Christustag 2014: Ort der Verführung (Dr. Martin Erdmann)

(Quelle: Dr. Martin Erdmann http://veraxinstitut.ch)

Dass apologetische Arbeit nötig ist, zeigt u.a. auch das Geschehen am gestrigen Christustag in Stuttgart. Auf der dieser Veranstaltung kann man folgendes Bild von Margot Käßmann finden, über dem ein Zitat ihres Grußwortes stand.

Mir wurde ein „Offener Brief“ eines Teilnehmers an Dr. Michael Diener, dem Hauptverantwortlichen des Christustags zugesandt, der folgendes zum Ausdruck bringt.

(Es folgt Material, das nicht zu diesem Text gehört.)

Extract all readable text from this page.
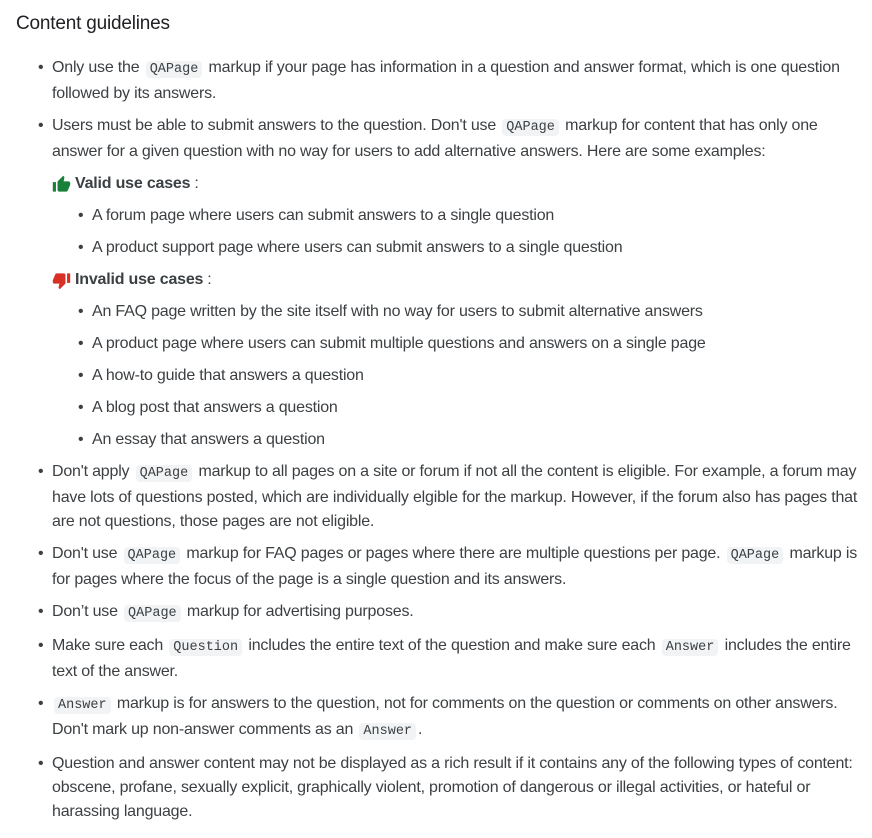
Content guidelines
• Only use the QAPage markup if your page has information in a question and answer format, which is one question followed by its answers.
• Users must be able to submit answers to the question. Don't use QAPage markup for content that has only one answer for a given question with no way for users to add alternative answers. Here are some examples:
Valid use cases :
• A forum page where users can submit answers to a single question
• A product support page where users can submit answers to a single question
Invalid use cases :
• An FAQ page written by the site itself with no way for users to submit alternative answers
• A product page where users can submit multiple questions and answers on a single page
• A how-to guide that answers a question
• A blog post that answers a question
• An essay that answers a question
• Don't apply QAPage markup to all pages on a site or forum if not all the content is eligible. For example, a forum may have lots of questions posted, which are individually elgible for the markup. However, if the forum also has pages that are not questions, those pages are not eligible.
• Don't use QAPage markup for FAQ pages or pages where there are multiple questions per page. QAPage markup is for pages where the focus of the page is a single question and its answers.
• Don’t use QAPage markup for advertising purposes.
• Make sure each Question includes the entire text of the question and make sure each Answer includes the entire text of the answer.
• Answer markup is for answers to the question, not for comments on the question or comments on other answers. Don't mark up non-answer comments as an Answer .
• Question and answer content may not be displayed as a rich result if it contains any of the following types of content: obscene, profane, sexually explicit, graphically violent, promotion of dangerous or illegal activities, or hateful or harassing language.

Der Stuttgarter “Christustag 2014″ war Verführung im Großformat. Wohl erstmalig wurde auf einer evangelikalen Veranstaltung die Historisch-Kritische Theologie propagiert, die den christlichen Glauben zerstört. Frau Dr. Käßmann hat vorgeführt, daß sie KEINE Botschafterin der Reformation ist … Evangelischer Glaube ist sehr wohl an Lehre gebunden, damit Irrlehren wie die von Frau Käßmann abgewiesen werden können.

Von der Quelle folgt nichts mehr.